Entreprises et collectivités locales sont intéressées
Il y a quinze ans, ces informations extra-financières intéressaient peu les entreprises. Aujourd’hui, elles sont très demandées. Nombre de sociétés (Véolia, Essilor…) et de collectivités (le Finistère, la Région Nord Pas de Calais…) font appel aux services de BMJ Ratings. Parmi ces références, beaucoup sont exposées sur des marchés internationaux complexes (Asie, Amérique du sud…) où chaque société civile suit ses propres règles. Les données non financières, produites et analysées par BMJ Ratings, concernent : l’environnement naturel de l’entreprise, ses ressources humaines, sa fonction commerciale, sa fonction achats, son rapport à la société civile et sa gouvernance. Il est d’autant plus important d’enrichir ces différents domaines.

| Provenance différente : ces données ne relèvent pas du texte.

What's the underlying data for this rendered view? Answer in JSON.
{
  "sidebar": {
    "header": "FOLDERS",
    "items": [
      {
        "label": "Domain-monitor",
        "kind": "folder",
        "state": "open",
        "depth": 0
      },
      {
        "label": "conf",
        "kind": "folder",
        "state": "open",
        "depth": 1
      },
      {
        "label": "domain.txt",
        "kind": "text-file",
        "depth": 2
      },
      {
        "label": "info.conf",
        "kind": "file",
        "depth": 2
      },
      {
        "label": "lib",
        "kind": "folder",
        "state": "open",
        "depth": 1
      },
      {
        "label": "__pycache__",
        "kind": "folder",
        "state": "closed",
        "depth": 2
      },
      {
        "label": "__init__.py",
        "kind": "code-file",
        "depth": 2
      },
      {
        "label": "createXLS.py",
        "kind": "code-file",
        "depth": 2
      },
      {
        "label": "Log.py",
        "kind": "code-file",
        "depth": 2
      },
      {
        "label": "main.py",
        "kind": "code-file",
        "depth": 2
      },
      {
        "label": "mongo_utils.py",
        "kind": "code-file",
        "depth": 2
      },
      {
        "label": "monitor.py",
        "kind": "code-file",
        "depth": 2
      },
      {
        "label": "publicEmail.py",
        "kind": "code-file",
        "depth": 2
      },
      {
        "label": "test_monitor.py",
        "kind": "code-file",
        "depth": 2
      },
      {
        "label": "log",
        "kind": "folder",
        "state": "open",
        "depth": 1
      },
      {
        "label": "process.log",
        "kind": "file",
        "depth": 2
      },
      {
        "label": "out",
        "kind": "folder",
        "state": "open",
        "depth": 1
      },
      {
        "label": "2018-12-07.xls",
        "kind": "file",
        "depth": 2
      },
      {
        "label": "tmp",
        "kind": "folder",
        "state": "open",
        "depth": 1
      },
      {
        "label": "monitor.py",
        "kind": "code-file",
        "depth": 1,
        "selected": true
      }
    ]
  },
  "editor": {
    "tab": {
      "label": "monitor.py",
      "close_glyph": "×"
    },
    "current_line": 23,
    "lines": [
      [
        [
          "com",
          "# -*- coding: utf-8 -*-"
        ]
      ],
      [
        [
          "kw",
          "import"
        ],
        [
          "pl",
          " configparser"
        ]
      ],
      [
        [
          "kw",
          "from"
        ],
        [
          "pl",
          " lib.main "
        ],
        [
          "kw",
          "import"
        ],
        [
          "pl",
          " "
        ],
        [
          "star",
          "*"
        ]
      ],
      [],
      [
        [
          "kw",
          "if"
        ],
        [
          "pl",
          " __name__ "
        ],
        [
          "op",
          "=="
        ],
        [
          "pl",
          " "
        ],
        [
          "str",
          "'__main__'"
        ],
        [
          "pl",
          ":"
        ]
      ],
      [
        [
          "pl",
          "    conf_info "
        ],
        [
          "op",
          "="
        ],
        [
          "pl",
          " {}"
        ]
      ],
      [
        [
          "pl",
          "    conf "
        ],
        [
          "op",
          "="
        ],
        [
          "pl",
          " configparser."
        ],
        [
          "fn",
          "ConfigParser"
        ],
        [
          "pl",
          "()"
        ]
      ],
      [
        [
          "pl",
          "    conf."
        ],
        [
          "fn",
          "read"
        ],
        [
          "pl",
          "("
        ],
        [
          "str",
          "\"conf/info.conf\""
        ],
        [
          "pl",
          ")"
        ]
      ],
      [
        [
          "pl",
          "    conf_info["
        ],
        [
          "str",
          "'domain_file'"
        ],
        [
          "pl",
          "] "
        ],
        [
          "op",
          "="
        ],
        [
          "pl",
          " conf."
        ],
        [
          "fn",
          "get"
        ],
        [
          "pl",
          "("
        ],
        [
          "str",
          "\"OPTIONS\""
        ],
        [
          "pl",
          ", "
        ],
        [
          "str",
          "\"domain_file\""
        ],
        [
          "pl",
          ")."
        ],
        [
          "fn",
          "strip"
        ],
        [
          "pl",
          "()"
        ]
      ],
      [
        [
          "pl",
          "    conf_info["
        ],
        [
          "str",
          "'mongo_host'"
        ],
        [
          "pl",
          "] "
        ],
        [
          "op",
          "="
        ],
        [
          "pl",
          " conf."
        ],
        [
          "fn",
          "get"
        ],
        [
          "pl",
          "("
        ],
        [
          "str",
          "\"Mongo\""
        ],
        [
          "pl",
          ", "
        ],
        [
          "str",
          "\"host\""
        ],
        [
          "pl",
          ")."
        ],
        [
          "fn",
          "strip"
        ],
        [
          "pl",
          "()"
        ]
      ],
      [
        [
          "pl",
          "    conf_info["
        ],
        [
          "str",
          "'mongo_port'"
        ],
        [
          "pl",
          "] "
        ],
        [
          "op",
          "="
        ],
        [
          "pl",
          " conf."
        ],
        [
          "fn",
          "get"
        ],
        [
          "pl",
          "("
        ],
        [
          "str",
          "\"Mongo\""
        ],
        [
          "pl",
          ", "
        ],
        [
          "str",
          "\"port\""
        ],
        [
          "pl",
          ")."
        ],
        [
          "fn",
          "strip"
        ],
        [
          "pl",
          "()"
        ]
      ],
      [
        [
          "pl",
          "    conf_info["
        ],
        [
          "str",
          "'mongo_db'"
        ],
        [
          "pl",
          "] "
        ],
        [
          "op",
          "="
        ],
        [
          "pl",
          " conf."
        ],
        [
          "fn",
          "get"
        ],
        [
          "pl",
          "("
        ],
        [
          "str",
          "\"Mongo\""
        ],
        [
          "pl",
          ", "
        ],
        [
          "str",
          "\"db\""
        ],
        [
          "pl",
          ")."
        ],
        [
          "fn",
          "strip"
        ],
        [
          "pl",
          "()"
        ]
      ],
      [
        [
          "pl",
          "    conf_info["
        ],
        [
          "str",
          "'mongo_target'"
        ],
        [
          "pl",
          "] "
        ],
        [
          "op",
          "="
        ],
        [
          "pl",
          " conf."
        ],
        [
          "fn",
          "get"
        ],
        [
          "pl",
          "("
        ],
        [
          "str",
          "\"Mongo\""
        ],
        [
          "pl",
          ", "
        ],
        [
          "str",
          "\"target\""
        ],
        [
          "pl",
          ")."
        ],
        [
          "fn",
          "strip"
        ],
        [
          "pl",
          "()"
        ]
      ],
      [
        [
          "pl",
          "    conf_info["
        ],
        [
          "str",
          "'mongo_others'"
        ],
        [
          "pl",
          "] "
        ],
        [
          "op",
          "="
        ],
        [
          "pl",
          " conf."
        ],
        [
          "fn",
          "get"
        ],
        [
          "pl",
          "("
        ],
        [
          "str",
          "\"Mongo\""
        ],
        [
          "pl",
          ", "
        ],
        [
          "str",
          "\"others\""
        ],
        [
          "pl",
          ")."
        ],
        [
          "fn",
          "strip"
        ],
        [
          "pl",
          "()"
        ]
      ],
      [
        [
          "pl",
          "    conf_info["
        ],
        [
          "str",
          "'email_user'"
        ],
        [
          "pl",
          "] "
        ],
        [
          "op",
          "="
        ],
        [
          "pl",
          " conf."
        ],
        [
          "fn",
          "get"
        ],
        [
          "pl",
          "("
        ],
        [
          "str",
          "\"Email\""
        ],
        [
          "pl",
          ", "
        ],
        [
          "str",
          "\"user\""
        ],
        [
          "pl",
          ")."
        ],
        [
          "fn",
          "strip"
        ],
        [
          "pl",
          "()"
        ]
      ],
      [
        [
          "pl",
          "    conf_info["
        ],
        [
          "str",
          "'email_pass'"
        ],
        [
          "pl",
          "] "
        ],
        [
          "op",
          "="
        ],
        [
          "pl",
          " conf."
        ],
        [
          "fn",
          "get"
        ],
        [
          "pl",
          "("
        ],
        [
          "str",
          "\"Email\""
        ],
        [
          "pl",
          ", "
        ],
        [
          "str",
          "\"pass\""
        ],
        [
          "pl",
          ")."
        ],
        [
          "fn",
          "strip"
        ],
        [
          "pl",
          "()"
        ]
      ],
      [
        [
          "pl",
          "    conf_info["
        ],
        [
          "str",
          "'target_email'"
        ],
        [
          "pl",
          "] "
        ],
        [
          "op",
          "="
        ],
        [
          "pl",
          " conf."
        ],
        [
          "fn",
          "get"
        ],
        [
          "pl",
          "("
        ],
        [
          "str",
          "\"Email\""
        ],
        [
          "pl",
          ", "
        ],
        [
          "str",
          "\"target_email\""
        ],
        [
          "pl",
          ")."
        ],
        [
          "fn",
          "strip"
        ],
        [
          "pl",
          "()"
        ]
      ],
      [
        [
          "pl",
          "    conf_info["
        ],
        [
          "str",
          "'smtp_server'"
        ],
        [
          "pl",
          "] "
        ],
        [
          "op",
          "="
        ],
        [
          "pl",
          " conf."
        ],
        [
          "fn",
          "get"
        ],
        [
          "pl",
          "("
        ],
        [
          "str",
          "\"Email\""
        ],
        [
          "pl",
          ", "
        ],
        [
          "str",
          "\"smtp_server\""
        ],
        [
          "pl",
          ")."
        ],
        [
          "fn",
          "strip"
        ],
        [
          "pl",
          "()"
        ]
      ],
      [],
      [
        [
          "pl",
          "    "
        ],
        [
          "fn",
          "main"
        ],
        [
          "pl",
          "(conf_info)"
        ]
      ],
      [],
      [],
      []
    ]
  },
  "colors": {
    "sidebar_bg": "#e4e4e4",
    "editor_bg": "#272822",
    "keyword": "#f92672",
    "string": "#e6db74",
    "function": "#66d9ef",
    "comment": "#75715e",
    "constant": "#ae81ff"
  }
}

Démontrer l'existence d'un pilote dans l'entreprise
En effet,  le troisième pilier de Bâle II exige toujours plus de garanties démontrant l’existence d’un pilote dans l’entreprise ! Appréhender toutes les informations pouvant être précurseurs de la défaillance ou de la pérennité de l’entreprise, et de sa performance économique, in fine, devient stratégique. Chez BMJ Ratings aussi, on préfère parler d’enjeu (avec son volant d’opportunités), plutôt que du seul risque. Les audits opérés auprès des entreprises distinguent en outre ce qui relève de l’existence de l’enjeu et de la façon dont l’entreprise l’appréhende, via des interviews notamment : A-t-elle conscience du risque ? Quels moyens déploie-t-elle pour le traiter ? Obtient-elle des résultats ? L’ensemble permet de mesurer la capacité de l’entreprise à se mouvoir sur son marché, à le subir ou au contraire à en saisir les opportunités.